Invading Stores Tuesday

Homefront is publisher THQ’s first real attempt to assault the Call of Duty Throne. Unlike last year’s Medal of Honor from EA, THQ has chosen not to compete head to head with Activision in the crowded Fall, preferring instead to bring their modern military shooter to market in a lighter Spring market. Although March is not traditionally considered the best time for a major release, more and more publishers are pursuing the same strategy of getting out of CoD’s way. Battlefield: Bad Company 2 found some success last year, but can Homefront measure up in terms of quality?

Starting an Insurrection This Week

Pyongyang Express: full of North Koreans and Aliens (and tacos)

Unlike most other games in this genre, in Homefront you do not play an elite soldier on the front lines of a major war. Instead you play an average Joe initially out of his element when LA is invaded by aliens from North Korea smuggled into the country inside a fleet of Pyongyang Express taco trucks. For the entirety of the single player campaign you will be behind enemy lines, out-gunned and under-fed.

Tomorrow, When the War Became Available at Stores Everywhere

In the opening sequence you control Hunter Applewood, a science teacher at a small public high school who must help his Australain students escape the massacre using a series of improvised weapons. After successfully fleeing to a bilabong in the Rocky Mountains, the rest of the game takes place over a number of years as you continue to lead your band of Aussie guerrillas through a series of brazen hit and run attacks against Korean Alien patrols, convoys and motherships.

Suspicious Packages Exploding at Retailers the 15th

Written by ultra-liberal filmmaker Michael Moore, known for hit movies like Roger and Me, Zapped! and You’ve Got Mail, the game’s politics are incredibly complex. Obviously, to begin with the games sets the player in the role of an insurgent defending his homeland against a superior invading force, inviting comparisons to real-life situations in Iraq and Afghanistan where the insurgents are usually labelled as “terrorists”.

Routing the American Dream Tuesday

Moore also sneaks in seemingly loving depictions of the Alien North Korean’s Space-Communism at work, including atmosphere and volatile redistribution. He has every right to express those opinions, but at times these touches work at cross purposes within a game mostly about sabotaging those efforts. He may be straining towards a more profound revelation about moral relativity, but here his reach exceeds his grasp.

Executing Collaborators This Spring

Homefront features rvolutionary nostalgia shading!

Setting the thematic elements aside, Homefront is a remarkably well executed shooter with large, beautifully detailed environments, meaty gun play and immersive sound. It does not make the mistake of so many recent shooters which offering no relief from the action, instead creating a comfortable pace with proper peaks and valleys enhancing both quiet moments for discovery or reflection, and pulse-raising thrills from intense combat.

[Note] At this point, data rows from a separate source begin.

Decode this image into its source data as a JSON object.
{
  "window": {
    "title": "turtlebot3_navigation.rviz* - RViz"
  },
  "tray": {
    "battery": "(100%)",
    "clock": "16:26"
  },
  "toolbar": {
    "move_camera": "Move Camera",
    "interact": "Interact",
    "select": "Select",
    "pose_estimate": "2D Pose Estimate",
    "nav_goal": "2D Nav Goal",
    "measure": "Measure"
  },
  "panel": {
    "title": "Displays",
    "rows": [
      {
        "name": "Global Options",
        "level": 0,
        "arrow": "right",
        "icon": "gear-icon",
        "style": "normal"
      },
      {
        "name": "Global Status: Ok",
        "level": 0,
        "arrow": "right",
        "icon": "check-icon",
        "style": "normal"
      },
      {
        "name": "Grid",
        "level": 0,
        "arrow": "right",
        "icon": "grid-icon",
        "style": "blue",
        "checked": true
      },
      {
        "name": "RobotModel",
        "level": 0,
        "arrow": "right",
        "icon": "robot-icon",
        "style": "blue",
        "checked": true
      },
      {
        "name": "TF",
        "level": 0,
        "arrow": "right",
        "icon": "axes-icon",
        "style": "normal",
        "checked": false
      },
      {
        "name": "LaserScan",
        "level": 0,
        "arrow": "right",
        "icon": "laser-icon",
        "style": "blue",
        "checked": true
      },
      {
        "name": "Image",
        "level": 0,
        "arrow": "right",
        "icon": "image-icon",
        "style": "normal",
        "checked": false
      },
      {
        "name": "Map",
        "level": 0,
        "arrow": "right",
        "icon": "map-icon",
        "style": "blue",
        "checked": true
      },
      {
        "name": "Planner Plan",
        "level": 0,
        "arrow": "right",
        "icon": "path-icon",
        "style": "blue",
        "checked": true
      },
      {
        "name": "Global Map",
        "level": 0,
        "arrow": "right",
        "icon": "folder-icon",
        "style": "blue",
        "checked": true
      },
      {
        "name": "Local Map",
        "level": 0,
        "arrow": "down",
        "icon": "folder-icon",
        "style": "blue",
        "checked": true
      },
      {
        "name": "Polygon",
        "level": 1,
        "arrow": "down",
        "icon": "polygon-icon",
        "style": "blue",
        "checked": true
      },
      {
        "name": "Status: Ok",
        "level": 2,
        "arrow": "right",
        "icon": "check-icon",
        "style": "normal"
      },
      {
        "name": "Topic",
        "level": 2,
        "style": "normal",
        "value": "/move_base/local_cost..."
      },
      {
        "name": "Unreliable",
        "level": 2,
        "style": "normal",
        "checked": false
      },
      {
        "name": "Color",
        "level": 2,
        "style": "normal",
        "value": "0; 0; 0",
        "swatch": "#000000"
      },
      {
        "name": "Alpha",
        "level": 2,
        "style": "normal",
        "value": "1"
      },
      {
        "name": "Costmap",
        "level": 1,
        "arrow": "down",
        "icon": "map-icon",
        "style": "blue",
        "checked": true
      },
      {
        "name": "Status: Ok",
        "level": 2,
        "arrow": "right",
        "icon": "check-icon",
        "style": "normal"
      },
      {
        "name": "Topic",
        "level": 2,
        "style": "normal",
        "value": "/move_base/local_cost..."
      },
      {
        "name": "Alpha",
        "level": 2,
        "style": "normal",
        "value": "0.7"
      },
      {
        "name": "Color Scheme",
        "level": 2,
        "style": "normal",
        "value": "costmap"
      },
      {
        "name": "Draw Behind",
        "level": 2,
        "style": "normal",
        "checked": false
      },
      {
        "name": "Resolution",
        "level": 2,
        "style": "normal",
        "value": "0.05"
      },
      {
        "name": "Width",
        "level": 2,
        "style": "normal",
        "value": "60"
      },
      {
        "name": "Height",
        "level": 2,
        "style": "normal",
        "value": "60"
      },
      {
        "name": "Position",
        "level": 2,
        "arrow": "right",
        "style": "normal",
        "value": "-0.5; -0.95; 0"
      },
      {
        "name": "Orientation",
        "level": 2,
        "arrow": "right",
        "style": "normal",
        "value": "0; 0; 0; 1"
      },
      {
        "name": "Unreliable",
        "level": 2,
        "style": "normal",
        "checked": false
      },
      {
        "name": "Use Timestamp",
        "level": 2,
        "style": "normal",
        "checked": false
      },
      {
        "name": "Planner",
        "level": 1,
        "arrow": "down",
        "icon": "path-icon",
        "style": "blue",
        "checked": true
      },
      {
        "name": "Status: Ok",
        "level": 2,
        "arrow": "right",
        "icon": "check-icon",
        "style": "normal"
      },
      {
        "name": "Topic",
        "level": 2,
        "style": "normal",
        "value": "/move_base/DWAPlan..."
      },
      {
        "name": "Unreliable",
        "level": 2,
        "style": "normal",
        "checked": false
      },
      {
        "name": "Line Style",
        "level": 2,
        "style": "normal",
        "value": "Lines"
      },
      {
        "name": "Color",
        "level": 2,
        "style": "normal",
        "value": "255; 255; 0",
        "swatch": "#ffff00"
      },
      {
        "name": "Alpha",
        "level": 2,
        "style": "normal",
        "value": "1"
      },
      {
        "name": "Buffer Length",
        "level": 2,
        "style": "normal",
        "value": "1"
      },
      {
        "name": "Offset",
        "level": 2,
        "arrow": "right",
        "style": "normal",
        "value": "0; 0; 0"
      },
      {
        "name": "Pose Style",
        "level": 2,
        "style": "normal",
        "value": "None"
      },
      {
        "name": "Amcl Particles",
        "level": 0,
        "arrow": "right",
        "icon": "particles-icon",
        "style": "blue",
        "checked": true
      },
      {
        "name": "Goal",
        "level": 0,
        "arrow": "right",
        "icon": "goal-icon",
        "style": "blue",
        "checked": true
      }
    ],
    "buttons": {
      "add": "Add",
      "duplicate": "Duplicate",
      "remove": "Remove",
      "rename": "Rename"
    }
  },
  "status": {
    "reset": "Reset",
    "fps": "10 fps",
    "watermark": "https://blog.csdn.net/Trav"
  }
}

Liberating Internment Camps in March

Developer, Kaos Studios, was previously best known for their popular multiplayer game Frontlines. As you’d expect, Homefront also includes a substantial multiplayer component. Matches are hosted on dedicated servers allowing for large, hectic battles with as many as 64 players. Large maps accomidate this well and offer great flow, suitable choke points and sensible spawning areas. Kaos have also chosen to ape Call of Duty multiplayer by including and RPG-like experience and progression system for unlocking equipment, abilities and customizable loadouts.

Poisoning You Against Capitalism This Tuesday

Standard modes like Capture the Flag and Team Deathmatch are present, but the best game type is the new “Heart of Darkness”. In each of these maps one team is tasked with travelling up river to find a mad Colonel, played by one member of the opposing team, by clearing a series of contested objectives and managing to cling to their own sanity. Players who lose it “go native” and are switched to the defending team. If the searching team can find and kill “Kurtz” before their last member is killed of loses his mind, they win, otherwise the defenders win. There is no time limit to this mode and matches can become epic.

Available for Sale at All Major Retailers March 15th

For a first attempt from THQ at assailing the Call of Duty throne, Homefront acquits itself quite well. Sharp gameplay and fun multiplayer more than make up for some of the narrative shortcomings. Although not quite up to the polish level of Activision’s cash factory, Homefront is a worthy competitor sure to win over fans on its own steam.